Complete fertilization failure with ICSI occurs far less often than with IVF – but it does occur. More often is the occurrence of low fertilization. ICSI bypasses the initial steps of fertilization which involve the entry of the sperm into the egg. Any fertilization failure that occurs after ICSI is probably limited to problems affecting processes that occur once the sperm is inside the egg (i.e. the last two listed in the section on IVF, above). Lower fertilization results might be anticipated if the sperm being used is surgically retrieved or if the couple have severe male factor. Here, the results are dependent on the number of morphologically normal and viable (alive) sperm that can be found. Further treatment options are more limited when fertilization failure occurs in an ICSI cycle because there are no options for "rescuing" the cycle –more sperm cannot be injected into the eggs.
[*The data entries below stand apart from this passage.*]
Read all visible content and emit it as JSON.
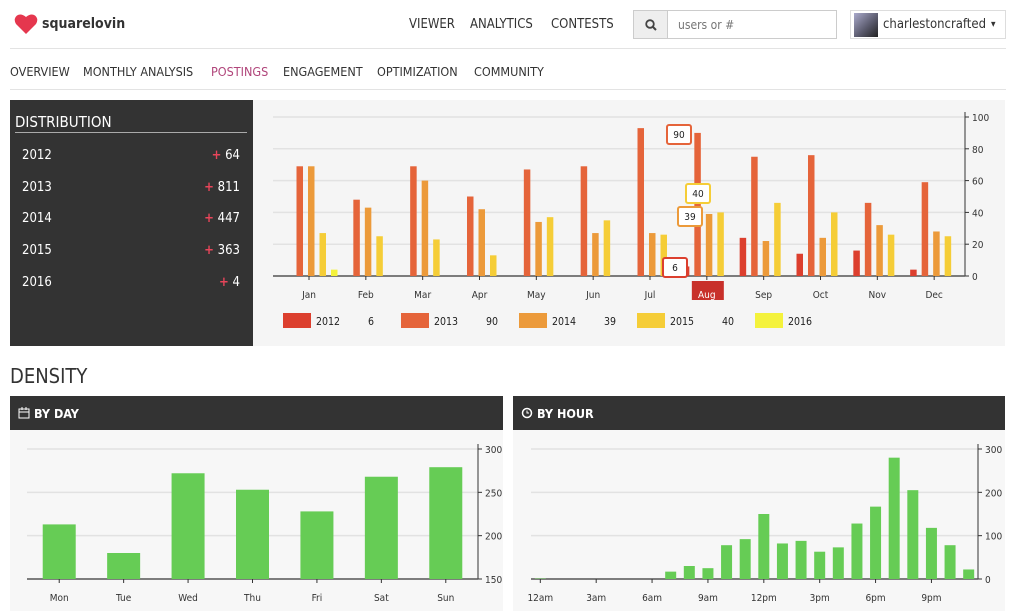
{
  "brand": {
    "name": "squarelovin",
    "color": "#e5374e"
  },
  "nav": [
    "VIEWER",
    "ANALYTICS",
    "CONTESTS"
  ],
  "search": {
    "placeholder": "users or #",
    "icon": "search-icon"
  },
  "user": {
    "name": "charlestoncrafted",
    "caret": "▾"
  },
  "subnav": {
    "items": [
      "OVERVIEW",
      "MONTHLY ANALYSIS",
      "POSTINGS",
      "ENGAGEMENT",
      "OPTIMIZATION",
      "COMMUNITY"
    ],
    "active": "POSTINGS"
  },
  "distribution": {
    "title": "DISTRIBUTION",
    "rows": [
      {
        "year": "2012",
        "value": "64"
      },
      {
        "year": "2013",
        "value": "811"
      },
      {
        "year": "2014",
        "value": "447"
      },
      {
        "year": "2015",
        "value": "363"
      },
      {
        "year": "2016",
        "value": "4"
      }
    ]
  },
  "density": {
    "title": "DENSITY",
    "by_day_title": "BY DAY",
    "by_hour_title": "BY HOUR"
  },
  "chart_data": [
    {
      "type": "bar",
      "categories": [
        "Jan",
        "Feb",
        "Mar",
        "Apr",
        "May",
        "Jun",
        "Jul",
        "Aug",
        "Sep",
        "Oct",
        "Nov",
        "Dec"
      ],
      "ylim": [
        0,
        100
      ],
      "yticks": [
        0,
        20,
        40,
        60,
        80,
        100
      ],
      "grid": true,
      "legend": "bottom",
      "highlight_category": "Aug",
      "series": [
        {
          "name": "2012",
          "color": "#dc3f2e",
          "legend_value": "6",
          "values": [
            0,
            0,
            0,
            0,
            0,
            0,
            0,
            6,
            24,
            14,
            16,
            4
          ]
        },
        {
          "name": "2013",
          "color": "#e5643a",
          "legend_value": "90",
          "values": [
            69,
            48,
            69,
            50,
            67,
            69,
            93,
            90,
            75,
            76,
            46,
            59
          ]
        },
        {
          "name": "2014",
          "color": "#ec9a3a",
          "legend_value": "39",
          "values": [
            69,
            43,
            60,
            42,
            34,
            27,
            27,
            39,
            22,
            24,
            32,
            28
          ]
        },
        {
          "name": "2015",
          "color": "#f5cd37",
          "legend_value": "40",
          "values": [
            27,
            25,
            23,
            13,
            37,
            35,
            26,
            40,
            46,
            40,
            26,
            25
          ]
        },
        {
          "name": "2016",
          "color": "#f4f23c",
          "legend_value": "",
          "values": [
            4,
            0,
            0,
            0,
            0,
            0,
            0,
            0,
            0,
            0,
            0,
            0
          ]
        }
      ],
      "tooltips": [
        {
          "series": "2012",
          "value": "6"
        },
        {
          "series": "2013",
          "value": "90"
        },
        {
          "series": "2014",
          "value": "39"
        },
        {
          "series": "2015",
          "value": "40"
        }
      ]
    },
    {
      "type": "bar",
      "categories": [
        "Mon",
        "Tue",
        "Wed",
        "Thu",
        "Fri",
        "Sat",
        "Sun"
      ],
      "values": [
        213,
        180,
        272,
        253,
        228,
        268,
        279
      ],
      "ylim": [
        150,
        300
      ],
      "yticks": [
        150,
        200,
        250,
        300
      ],
      "color": "#66cc55",
      "grid": true
    },
    {
      "type": "bar",
      "x": [
        "12am",
        "1am",
        "2am",
        "3am",
        "4am",
        "5am",
        "6am",
        "7am",
        "8am",
        "9am",
        "10am",
        "11am",
        "12pm",
        "1pm",
        "2pm",
        "3pm",
        "4pm",
        "5pm",
        "6pm",
        "7pm",
        "8pm",
        "9pm",
        "10pm",
        "11pm"
      ],
      "xticks": [
        "12am",
        "3am",
        "6am",
        "9am",
        "12pm",
        "3pm",
        "6pm",
        "9pm"
      ],
      "values": [
        1,
        0,
        0,
        0,
        0,
        0,
        0,
        17,
        30,
        25,
        78,
        92,
        150,
        82,
        88,
        63,
        73,
        128,
        167,
        280,
        205,
        118,
        78,
        22
      ],
      "ylim": [
        0,
        300
      ],
      "yticks": [
        0,
        100,
        200,
        300
      ],
      "color": "#66cc55",
      "grid": true
    }
  ]
}
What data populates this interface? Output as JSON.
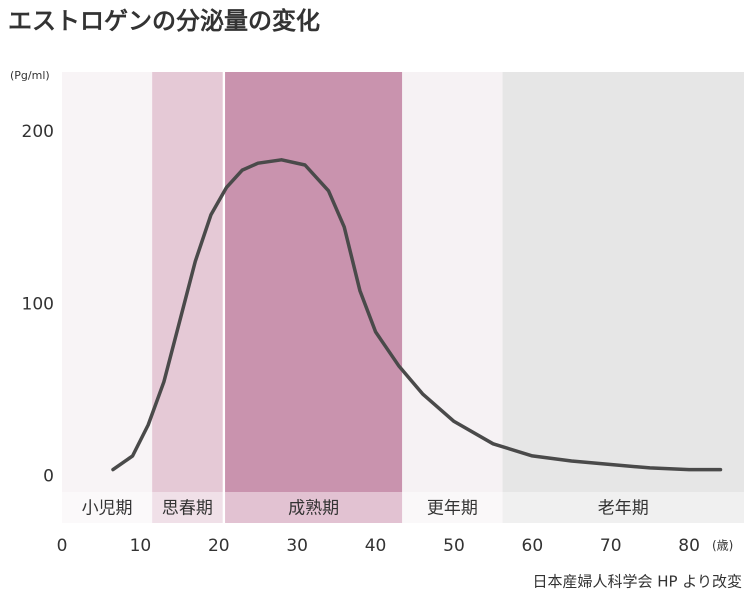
{
  "chart_data": {
    "type": "line",
    "title": "エストロゲンの分泌量の変化",
    "y_unit": "(Pg/ml)",
    "x_unit": "(歳)",
    "source": "日本産婦人科学会 HP より改変",
    "xlim": [
      0,
      87
    ],
    "ylim": [
      -9,
      235
    ],
    "xticks": [
      0,
      10,
      20,
      30,
      40,
      50,
      60,
      70,
      80
    ],
    "yticks": [
      0,
      100,
      200
    ],
    "phases": [
      {
        "name": "小児期",
        "start": 0,
        "end": 11.5,
        "color": "#f8f4f6",
        "label_color": "#fbf9fa"
      },
      {
        "name": "思春期",
        "start": 11.5,
        "end": 20.5,
        "color": "#e5c9d6",
        "label_color": "#f0e0e8"
      },
      {
        "name": "成熟期",
        "start": 20.8,
        "end": 43.4,
        "color": "#c993ae",
        "label_color": "#e2c2d2"
      },
      {
        "name": "更年期",
        "start": 43.4,
        "end": 56.2,
        "color": "#f6f2f4",
        "label_color": "#faf8f9"
      },
      {
        "name": "老年期",
        "start": 56.2,
        "end": 87,
        "color": "#e6e6e6",
        "label_color": "#f0f0f0"
      }
    ],
    "series": [
      {
        "color": "#4a4a4a",
        "x": [
          6.5,
          9,
          11,
          13,
          15,
          17,
          19,
          21,
          23,
          25,
          28,
          31,
          34,
          36,
          38,
          40,
          43,
          46,
          50,
          55,
          60,
          65,
          70,
          75,
          80,
          84
        ],
        "values": [
          4,
          12,
          30,
          55,
          90,
          125,
          152,
          168,
          178,
          182,
          184,
          181,
          166,
          145,
          108,
          84,
          64,
          48,
          32,
          19,
          12,
          9,
          7,
          5,
          4,
          4
        ]
      }
    ]
  }
}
Fertilized and non-fertilized
- Figure 1: Human egg as retrieved from the ovary for IVF/ICSI. Surrounding the egg is the mass if cells (outer “cumulus mass” and inner “corona cells”) through which the sperm must pass in order to reach the egg.
- Figure 2: Human egg with normal fertilization. One of the circles (nucleus) in the center of the egg is from the sperm and the other is from the egg. Two polar bodies (PB) are also present between the egg and the zona pellucida (ZP).
- Figure 3: Human egg with no fertilization. No pronuclei are present and only one PB can be seen i.e. the egg was not activated by a sperm entering it). A single sperm can be seen bound to the ZP.
- Figure 4: Human egg with no fertilization. Two PBs are evident which indicates that a sperm went into the egg, but either the sperm or the egg did not form the second – essential – pronucleus. Rescue ICSI would not be performed on this egg.
- Figure 5: Human egg with no fertilization. Two PBs can be seen which indicates that the egg was activated, but neither the sperm nor the egg formed pronuclei. Rescue ICSI would not be performed on this egg.